Всё. Не могу больше находиться с Давидом в одном помещении. Меня разрывает на части. Я бросаюсь к своему маленькому чемодану и достаю оттуда удобную одежду.
— Что ты делаешь?
Я не отвечаю на вопрос Давида. Скидываю с себя шелковый халат, надеваю джинсы, свитер.
— Вера, куда ты собралась?
— Я больше не останусь с тобой в одной комнате, — рычу и надеваю куртку.
— Вера, успокойся, ночь на улице.
Давид порывается взять меня за руку, но я останавливаю его жестом.
— Не смей прикасаться ко мне. Слышишь? Больше никогда не смей ко мне прикасаться.
— Я не отпущу тебя одну на улицу ночью.
— Если ты будешь меня удерживать, то я прямо сейчас все расскажу Майе. Пускай наконец-то узнает, что на самом деле представляет из себя ее папаша.
Моя последняя угроза имеет эффект. Давид осекается. Пользуясь секундной заминкой, выскакиваю из комнаты. Под дверью Майи горит полоска света, поэтому из дома выхожу тихо.
В ресторане еще продолжается веселье, часть гостей там и спать, по всей видимости, не собирается. Я не хочу никого видеть, поэтому иду к озеру. В лицо дует холодный ветер, но я не чувствую озноба. Наоборот, я киплю и взрываюсь.

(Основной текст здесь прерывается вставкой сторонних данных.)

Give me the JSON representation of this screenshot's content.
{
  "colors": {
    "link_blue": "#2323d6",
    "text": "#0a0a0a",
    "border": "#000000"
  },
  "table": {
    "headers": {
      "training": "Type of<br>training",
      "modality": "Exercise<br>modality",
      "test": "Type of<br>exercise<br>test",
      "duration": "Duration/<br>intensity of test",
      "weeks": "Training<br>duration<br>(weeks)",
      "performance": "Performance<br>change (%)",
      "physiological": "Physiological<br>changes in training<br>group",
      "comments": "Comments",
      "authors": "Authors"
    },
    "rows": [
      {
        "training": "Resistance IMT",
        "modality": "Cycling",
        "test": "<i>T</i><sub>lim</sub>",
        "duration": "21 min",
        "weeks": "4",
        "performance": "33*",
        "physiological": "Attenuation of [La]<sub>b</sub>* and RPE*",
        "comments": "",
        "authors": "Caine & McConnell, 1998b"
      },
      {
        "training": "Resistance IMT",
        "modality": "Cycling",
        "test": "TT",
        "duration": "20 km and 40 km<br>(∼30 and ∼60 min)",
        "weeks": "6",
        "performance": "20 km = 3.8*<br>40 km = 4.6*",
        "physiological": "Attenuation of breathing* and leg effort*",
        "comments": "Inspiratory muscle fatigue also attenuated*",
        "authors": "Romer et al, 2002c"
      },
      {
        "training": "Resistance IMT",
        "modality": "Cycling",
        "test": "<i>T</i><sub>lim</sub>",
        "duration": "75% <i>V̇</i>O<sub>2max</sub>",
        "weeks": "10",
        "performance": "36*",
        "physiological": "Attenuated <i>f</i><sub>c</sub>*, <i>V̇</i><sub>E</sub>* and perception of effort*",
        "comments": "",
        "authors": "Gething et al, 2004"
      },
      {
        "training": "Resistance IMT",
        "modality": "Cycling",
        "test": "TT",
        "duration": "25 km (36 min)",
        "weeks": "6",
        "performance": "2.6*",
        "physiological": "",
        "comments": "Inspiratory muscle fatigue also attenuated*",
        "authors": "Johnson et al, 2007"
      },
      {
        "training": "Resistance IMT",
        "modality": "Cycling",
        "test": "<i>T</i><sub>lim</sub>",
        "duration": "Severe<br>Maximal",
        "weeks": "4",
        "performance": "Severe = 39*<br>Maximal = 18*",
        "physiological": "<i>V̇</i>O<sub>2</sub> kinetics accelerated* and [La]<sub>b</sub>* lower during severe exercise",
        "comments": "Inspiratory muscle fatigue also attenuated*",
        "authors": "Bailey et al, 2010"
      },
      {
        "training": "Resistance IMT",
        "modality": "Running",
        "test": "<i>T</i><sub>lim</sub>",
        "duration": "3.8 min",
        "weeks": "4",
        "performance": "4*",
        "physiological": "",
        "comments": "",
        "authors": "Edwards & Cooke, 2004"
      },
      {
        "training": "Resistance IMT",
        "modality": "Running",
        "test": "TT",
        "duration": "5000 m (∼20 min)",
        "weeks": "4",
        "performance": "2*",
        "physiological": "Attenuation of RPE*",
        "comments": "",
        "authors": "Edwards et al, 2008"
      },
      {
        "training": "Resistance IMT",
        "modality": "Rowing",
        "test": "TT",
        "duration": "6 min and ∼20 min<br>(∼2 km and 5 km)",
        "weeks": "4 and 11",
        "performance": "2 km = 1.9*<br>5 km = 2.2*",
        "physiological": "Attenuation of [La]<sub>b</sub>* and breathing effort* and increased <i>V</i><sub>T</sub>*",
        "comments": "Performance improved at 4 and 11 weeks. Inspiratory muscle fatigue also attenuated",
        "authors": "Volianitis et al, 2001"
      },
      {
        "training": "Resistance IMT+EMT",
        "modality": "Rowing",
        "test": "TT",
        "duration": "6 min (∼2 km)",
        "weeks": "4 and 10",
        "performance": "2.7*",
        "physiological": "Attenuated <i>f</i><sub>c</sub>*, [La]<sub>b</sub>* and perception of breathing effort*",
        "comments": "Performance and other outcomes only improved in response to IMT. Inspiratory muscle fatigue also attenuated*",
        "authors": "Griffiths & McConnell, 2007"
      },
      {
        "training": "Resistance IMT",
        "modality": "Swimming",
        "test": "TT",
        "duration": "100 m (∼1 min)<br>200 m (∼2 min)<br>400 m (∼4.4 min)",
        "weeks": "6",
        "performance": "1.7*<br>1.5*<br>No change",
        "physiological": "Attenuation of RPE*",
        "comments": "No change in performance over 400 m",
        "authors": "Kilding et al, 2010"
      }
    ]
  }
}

Давид и ранее, когда извинялся за измену, говорил, что был пьян, тот секс ничего не значил, это ошибка и так далее. И я вроде как понимала, что это была одноразовая измена. Но сейчас, в полной мере осознав, что Давид похерил всю нашу жизнь из-за банальной животной похоти, просто потому что встал член, а он не смог этому сопротивляться, я хочу кричать и рвать на себе волосы. И ведь член встал не просто на кого-то, а именно на нее. На Зою. От этого боль усиливается в геометрической прогрессии.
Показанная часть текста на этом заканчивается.